Acurx Is Vying for Standard of Care in Treating Primary and Recurrent C. diff

On the Heels of a Successful Phase 2a Trial, Acurx is Looking to Post Topline 

Results from a Muti-Center Phase 2b Trial by Mid-Year – The Results Could be Game-Changing

C. diff is a life-threatening bacterial infection that causes diarrhea and colitis, which is the inflammation of the colon. Approximately 600,000 are diagnosed with C. diff each year in the United States and it causes approximately 55 deaths a day. In the elderly population, 1 in 11 individuals over the age of 65 die within the month after being infected. The infection has a high recurrent rate, about 1 in 6 patients who get C. diff will get it again within 2-8 weeks. 

The current treatment for C. diff is vancomycin, an antibiotic that is typically prescribed for serious pathogenic infections. While the drug is safe and has proven successful, the antibiotic has been on the market for 65 years and its effectiveness has been steadily declining as more and more bacteria have become resistant to it, consistent with the path of virtually all other antibiotics over time.  

Understanding the need for a new antibiotic to treat C. diff, Acurx Pharmaceuticals ACXP is developing ibezapolstat, a novel first-in-class antibiotic currently in mid-stage clinical testing. It has been given Fast Track designation by the FDA and has been designated by the FDA as a Qualified Infectious Disease Product (QIDP), which grants priority review by the FDA and provides an additional five years of market exclusivity upon approval. The CDC acknowledges an ”urgent need” for new antibiotics to treat C. diff.

During the Phase 2a clinical trial, 100% of the first 10 patients were clinically cured of C. diff and did not have a recurrent infection within a 28-day period after the end of treatment with no safety concerns. Because of these strong results, the Scientific Advisory Board recommended that the trial be stopped early for success. 

The current standard of care, vancomycin, has an average clinical cure rate of 80% with a 30% chance of recurrent infection. In comparison, ibezapolstat would be a far more suitable drug with a higher success rate if current data holds in late-stage development. Acurx is expecting similarly strong results for their Phase 2b clinical trial. The company is expected to release topline results by mid-2023 if the FDA agrees with the company’s plan for an interim analysis. 

If the trials continue to be a success and ibezapolstat demonstrates statistical noninferiority compared to vancomycin in curing primary C. diff, it could win FDA approval and be used as first line therapy. But of equal, or even greater, importance are the results being shown in preventing recurrence -- the major cause of C. diff morbidity and mortality, and the principal contributor to C. diff’s $4.5 billion annual cost to the US healthcare system.

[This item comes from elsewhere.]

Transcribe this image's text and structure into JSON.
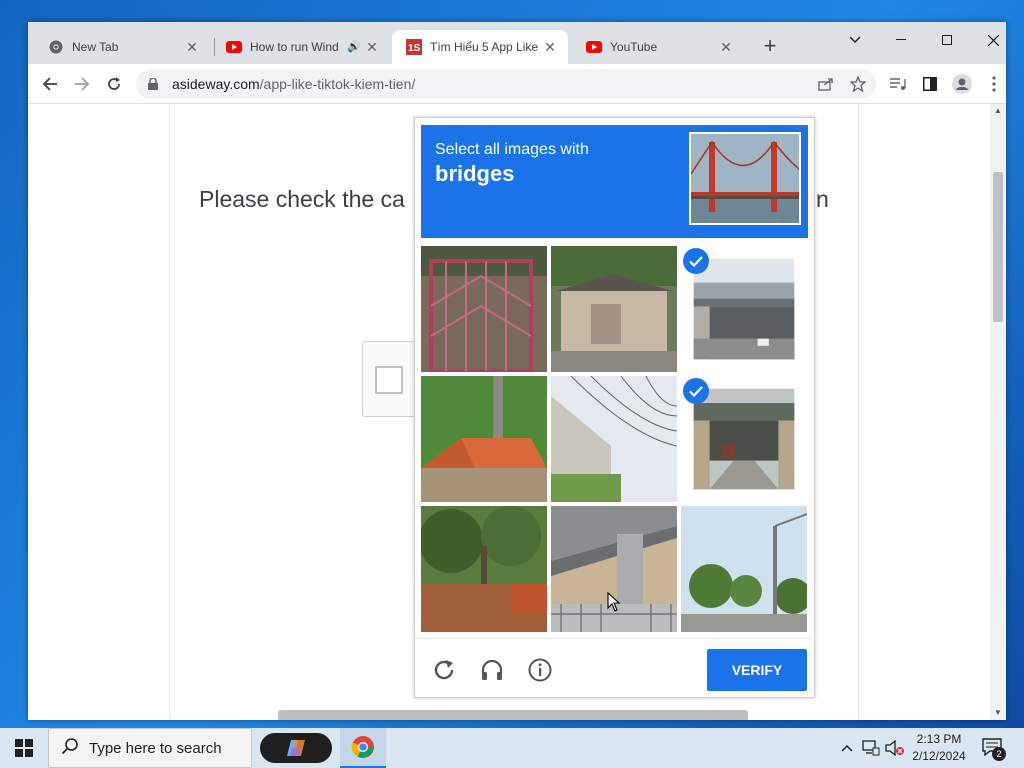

Being able to reduce or eliminate recurrence would be a game-changing development in treating an infection that affects so many individuals, especially amid rising bacterial resistance to vancomycin. 

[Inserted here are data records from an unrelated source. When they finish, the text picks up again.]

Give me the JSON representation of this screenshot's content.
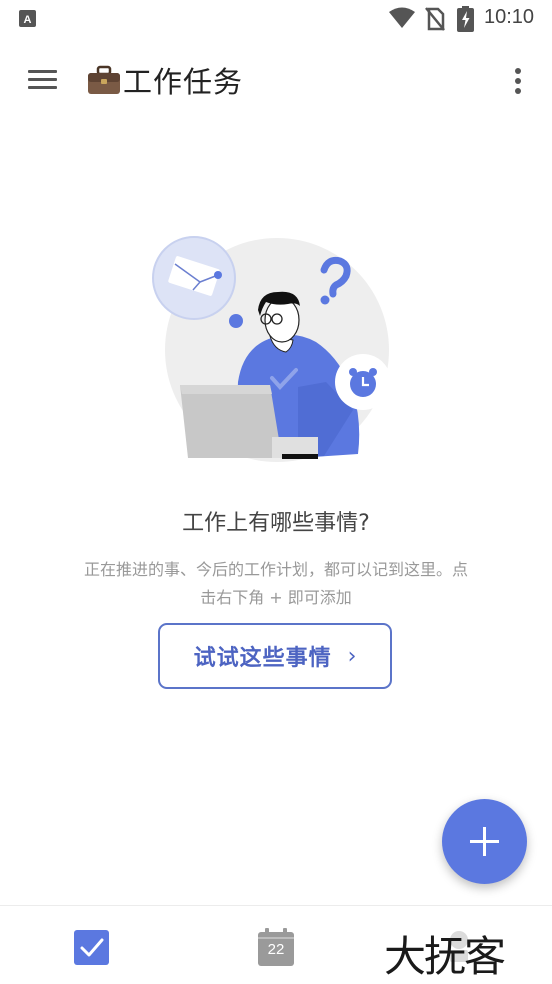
{
  "status_bar": {
    "time": "10:10",
    "icons": [
      "app-notification-icon",
      "wifi-icon",
      "no-sim-icon",
      "battery-charging-icon"
    ]
  },
  "app_bar": {
    "title": "工作任务",
    "title_icon": "briefcase-icon",
    "menu_icon": "hamburger-menu-icon",
    "more_icon": "more-vertical-icon"
  },
  "empty_state": {
    "title": "工作上有哪些事情?",
    "description": "正在推进的事、今后的工作计划，都可以记到这里。点击右下角 + 即可添加",
    "button_label": "试试这些事情",
    "button_chevron": "›"
  },
  "fab": {
    "icon": "plus-icon"
  },
  "bottom_nav": {
    "calendar_date": "22",
    "items": [
      "tasks-check-icon",
      "calendar-icon",
      "more-tab-icon"
    ]
  },
  "watermark": {
    "text": "大抚客"
  },
  "colors": {
    "accent": "#5b78e0",
    "button_border": "#5b74c9",
    "illustration_blue": "#5b78e0"
  }
}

Ibezapolstat’s potential game-changing status would be further assured if it scores well in two exploratory endpoints in the current Phase 2b trial – the number of disease-free patients at days 60 and 90 (two time points not included on any product labeled for C. diff.) and if it continues to demonstrate restoration of the healthy microbiome of C. diff patients during the treatment process.